In The Right Spot After All

Samhain                                      Waxing Thanksgiving Moon

“To think is easy. To act is difficult. To act as one thinks is the most difficult.” – Johann Wolfgang Von Goethe

Goethe captures the crux of a dis-ease I felt at the dam conference, a dis-ease that probably explains more of why I didn’t end up in academia than other explanations I often give myself.  In short there was more talking than acting and even the references to acting were talking and more it was talking about talking to partners and allies in their language.

Thinking of the caliber in this dam conference is, however, not easy; in fact, it is hard and many of the people who spoke were clever, insightful, giving a new spin to old ideas, my favorite example the delta subsidence problem. People who can take a long held belief and shake it inside out until it reveals it’s underpinnings have my utmost respect.  I hope sometimes I can reach that level in my own thinking; it’s the way change can get started, the reframing of the old in terms of something new.

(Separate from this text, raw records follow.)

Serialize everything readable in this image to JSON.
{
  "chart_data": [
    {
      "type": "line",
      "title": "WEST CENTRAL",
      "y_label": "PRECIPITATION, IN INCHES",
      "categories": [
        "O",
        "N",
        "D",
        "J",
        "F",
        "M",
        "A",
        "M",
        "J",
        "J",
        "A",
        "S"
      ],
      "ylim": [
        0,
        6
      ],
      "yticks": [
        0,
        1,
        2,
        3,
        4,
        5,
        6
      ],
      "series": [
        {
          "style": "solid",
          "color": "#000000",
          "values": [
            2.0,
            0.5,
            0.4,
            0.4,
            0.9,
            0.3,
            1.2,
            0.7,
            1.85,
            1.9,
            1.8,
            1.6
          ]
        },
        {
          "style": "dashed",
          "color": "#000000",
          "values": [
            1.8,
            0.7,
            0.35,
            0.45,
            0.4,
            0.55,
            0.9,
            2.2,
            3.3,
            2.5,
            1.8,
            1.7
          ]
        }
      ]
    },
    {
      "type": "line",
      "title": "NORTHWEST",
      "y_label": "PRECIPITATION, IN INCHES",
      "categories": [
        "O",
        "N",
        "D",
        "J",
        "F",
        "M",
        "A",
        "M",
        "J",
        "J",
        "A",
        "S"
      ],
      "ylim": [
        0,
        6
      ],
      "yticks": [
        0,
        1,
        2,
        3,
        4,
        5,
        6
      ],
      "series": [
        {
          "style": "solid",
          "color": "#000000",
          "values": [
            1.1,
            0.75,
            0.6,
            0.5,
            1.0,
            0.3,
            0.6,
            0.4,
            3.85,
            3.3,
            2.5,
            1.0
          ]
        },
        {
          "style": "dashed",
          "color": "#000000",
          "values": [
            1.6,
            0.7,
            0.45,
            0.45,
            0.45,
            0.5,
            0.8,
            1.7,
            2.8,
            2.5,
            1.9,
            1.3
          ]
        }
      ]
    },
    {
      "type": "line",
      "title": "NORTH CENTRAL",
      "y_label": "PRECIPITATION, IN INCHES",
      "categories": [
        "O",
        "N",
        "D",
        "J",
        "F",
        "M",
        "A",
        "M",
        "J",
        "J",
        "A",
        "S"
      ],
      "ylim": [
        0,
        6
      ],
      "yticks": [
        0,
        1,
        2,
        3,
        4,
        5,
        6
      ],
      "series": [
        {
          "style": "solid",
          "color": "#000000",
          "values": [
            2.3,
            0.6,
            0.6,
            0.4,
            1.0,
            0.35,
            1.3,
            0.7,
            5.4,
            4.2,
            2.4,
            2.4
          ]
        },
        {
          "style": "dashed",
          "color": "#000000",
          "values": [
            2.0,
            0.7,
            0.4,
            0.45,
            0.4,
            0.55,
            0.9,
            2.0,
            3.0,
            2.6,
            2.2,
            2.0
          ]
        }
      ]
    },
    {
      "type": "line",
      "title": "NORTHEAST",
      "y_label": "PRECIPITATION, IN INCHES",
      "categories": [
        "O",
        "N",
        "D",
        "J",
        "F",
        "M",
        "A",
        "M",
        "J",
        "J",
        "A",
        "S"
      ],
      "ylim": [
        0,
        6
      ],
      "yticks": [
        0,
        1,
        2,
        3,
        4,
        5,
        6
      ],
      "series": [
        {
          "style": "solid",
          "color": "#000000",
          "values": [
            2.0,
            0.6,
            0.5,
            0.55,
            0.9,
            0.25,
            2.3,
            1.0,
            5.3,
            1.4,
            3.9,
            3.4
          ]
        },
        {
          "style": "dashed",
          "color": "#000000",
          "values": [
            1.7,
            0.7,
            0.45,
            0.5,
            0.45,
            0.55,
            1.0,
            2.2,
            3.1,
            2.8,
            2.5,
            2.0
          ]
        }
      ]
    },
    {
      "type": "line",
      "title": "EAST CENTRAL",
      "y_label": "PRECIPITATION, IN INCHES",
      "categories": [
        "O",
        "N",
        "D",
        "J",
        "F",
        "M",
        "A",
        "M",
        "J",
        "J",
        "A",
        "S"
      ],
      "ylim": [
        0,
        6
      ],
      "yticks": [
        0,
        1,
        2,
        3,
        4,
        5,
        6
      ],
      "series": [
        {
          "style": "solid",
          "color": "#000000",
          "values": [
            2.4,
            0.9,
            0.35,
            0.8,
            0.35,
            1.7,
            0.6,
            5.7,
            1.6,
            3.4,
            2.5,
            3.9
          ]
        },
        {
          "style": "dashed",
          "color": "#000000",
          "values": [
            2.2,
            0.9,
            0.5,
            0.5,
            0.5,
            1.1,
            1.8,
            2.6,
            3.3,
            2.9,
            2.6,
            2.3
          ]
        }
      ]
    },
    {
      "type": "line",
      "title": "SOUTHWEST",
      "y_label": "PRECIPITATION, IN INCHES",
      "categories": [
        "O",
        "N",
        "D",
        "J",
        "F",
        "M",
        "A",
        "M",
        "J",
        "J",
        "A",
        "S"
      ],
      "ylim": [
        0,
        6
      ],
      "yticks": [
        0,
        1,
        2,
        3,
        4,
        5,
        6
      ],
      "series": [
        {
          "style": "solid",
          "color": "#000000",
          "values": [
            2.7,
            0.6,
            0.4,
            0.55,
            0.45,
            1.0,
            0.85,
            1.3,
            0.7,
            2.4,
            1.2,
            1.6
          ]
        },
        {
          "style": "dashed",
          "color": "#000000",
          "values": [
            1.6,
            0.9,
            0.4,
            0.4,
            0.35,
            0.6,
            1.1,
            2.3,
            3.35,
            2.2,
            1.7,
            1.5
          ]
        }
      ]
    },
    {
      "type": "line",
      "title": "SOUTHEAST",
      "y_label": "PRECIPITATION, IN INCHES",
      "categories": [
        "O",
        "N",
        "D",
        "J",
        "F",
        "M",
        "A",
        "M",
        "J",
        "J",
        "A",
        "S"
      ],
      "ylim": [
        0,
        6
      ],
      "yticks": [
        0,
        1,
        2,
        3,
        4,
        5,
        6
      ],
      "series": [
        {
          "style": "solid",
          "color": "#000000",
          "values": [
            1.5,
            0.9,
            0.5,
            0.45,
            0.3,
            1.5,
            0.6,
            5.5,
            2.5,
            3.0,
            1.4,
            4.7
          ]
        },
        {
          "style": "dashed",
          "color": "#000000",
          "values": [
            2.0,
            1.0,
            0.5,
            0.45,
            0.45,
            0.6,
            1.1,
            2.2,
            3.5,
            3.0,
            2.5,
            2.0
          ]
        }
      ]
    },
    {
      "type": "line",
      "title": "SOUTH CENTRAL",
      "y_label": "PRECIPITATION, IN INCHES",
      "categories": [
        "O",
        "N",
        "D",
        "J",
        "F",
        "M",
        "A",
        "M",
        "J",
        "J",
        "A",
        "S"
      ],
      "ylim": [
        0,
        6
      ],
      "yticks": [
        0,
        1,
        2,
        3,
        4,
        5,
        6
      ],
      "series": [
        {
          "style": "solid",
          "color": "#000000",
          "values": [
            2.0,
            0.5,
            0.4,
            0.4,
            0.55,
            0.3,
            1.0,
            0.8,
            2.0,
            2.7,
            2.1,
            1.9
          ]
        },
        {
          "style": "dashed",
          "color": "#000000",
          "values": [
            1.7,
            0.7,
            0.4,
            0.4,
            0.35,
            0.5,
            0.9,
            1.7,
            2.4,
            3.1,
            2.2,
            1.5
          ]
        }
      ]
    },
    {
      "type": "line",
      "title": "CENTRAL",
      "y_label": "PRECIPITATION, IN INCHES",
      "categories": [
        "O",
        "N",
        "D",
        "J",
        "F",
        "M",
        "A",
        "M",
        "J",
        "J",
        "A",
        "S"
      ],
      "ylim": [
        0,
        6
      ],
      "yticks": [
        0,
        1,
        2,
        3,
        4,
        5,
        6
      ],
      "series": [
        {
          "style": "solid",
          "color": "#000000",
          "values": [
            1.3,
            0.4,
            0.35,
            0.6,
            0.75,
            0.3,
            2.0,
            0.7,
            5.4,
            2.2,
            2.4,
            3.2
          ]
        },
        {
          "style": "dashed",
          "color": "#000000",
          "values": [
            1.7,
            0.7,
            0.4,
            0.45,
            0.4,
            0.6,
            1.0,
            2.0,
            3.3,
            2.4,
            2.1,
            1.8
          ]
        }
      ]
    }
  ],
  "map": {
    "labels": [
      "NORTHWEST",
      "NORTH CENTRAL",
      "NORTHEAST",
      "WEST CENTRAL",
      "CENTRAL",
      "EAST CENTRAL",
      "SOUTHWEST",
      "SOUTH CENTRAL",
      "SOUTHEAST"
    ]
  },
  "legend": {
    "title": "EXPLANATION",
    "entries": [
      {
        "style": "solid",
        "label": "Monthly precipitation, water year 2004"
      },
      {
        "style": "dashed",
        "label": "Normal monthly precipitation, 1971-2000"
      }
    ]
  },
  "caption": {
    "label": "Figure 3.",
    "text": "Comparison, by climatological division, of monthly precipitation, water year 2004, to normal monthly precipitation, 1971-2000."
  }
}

Who would think, for instance, that sea level rise inundation of coastal delta areas might be alleviated by removing dams upstream?  So, first you have to have the new idea, the problem and its source carefully linked before action can target a plausible solution.

Still, I find myself impatient with just this kind of thinking, that is, root and branch thinking that stops without corollary action.  In the end I’m more of an action guy, much as I love the abstract, the analytical, the historical, the exegetical and the hermeneutical.  I want to change the way dams impact rivers and streams, whether it be by better design or by removal or by prevention.  I want to leverage the way dams have become visible issues into victories for the planet, victories that turn us toward a benign human presence on the face of the earth.

In the end I would have been unhappy as an academic, I see that now.  I would have strained against the confines of the classroom and publish or perish.  As it happens, I’ve been able to continue my learning on my own while engaging pretty consistently as a change agent.  Probably led the life I was meant to lead after all.  Good to know.